The outlet identified the conflict in Ethiopia, which saw more than half a million lose their lives, as the deadliest.
The bloodiest conflict in the world last year was not in Ukraine but in Ethiopia, The Economist claimed on Monday, citing Comfort Ero, the head of the think-tank Crisis Group.
“No estimate for Ukraine is as high” as the 600,000 non-combatants that reportedly lost their lives in the Tigray War between 2020 and 2022, the outlet concluded.
Figures from the Office of the United Nations High Commissioner for Human Rights (OHCHR) suggest approximately 22,000 civilian casualties in Ukraine, which breaks down to just over 8,000 deaths and 14,000 injured in the conflict as of March 2023.

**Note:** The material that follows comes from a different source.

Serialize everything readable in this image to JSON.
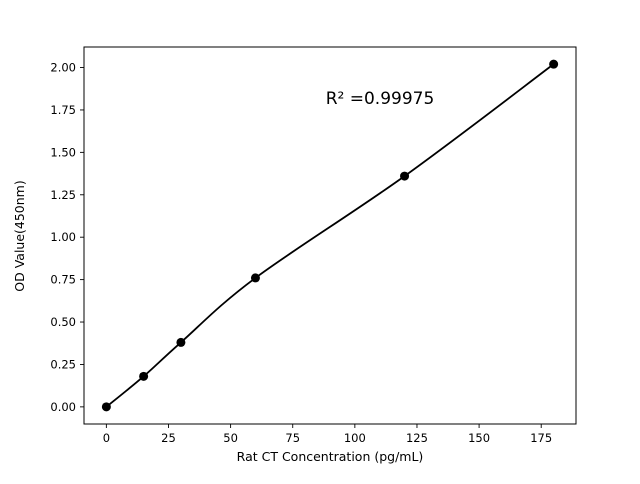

Human Rights Watch and Amnesty International have both criticized the international community for not doing enough to address the Tigray crisis and for failing to hold accountable those responsible for the atrocities. UN Secretary-General Antonio Guterres has also repeatedly called for more global attention to the conflict, which ended in November 2022 after a peace deal was signed.
Although the war in Tigray has “ended,” The Economist has expressed fears of further ethnic conflict.

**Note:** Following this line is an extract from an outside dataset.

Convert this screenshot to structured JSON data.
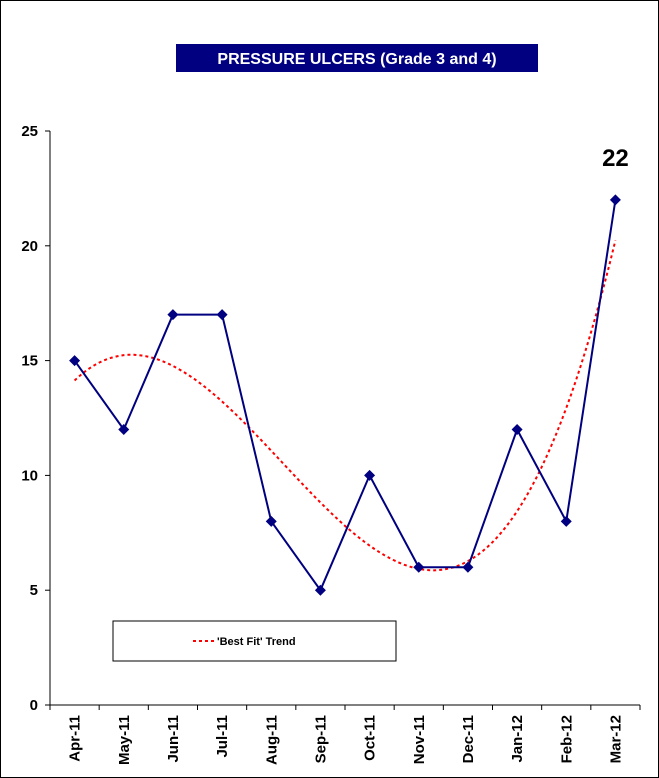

“While government troops were distracted by the war in Tigray, members of Ethiopia’s largest ethnic group, the Oromo, revived an old insurgency, and are trying to drive other ethnic groups out of their home region,” it stated.
The two-year-long armed conflict in Tigray is said to be the result of Ethiopia’s long-standing political and ethnic divisions, as well as the country’s complex federal system. Tensions between the Ethiopian government and the Tigrayan People’s Liberation Front grew as Amhara militias and Eritrean troops sided with the Ethiopian government. The crisis allegedly resulted in a blockade of Tigray, preventing humanitarian aid from reaching residents.
According to The Economist, as attention has shifted to the “great-power rivalry between America, Russia, and China,” conflicts in “the rest of the world” are becoming worse. “The number of people who have been forced to flee their homes has doubled in the past decade, to roughly 100m. Even as global poverty has retreated, the number of desperate people needing emergency aid has doubled since 2020, to 340m. Some 80% of this is driven by conflict,” the outlet added.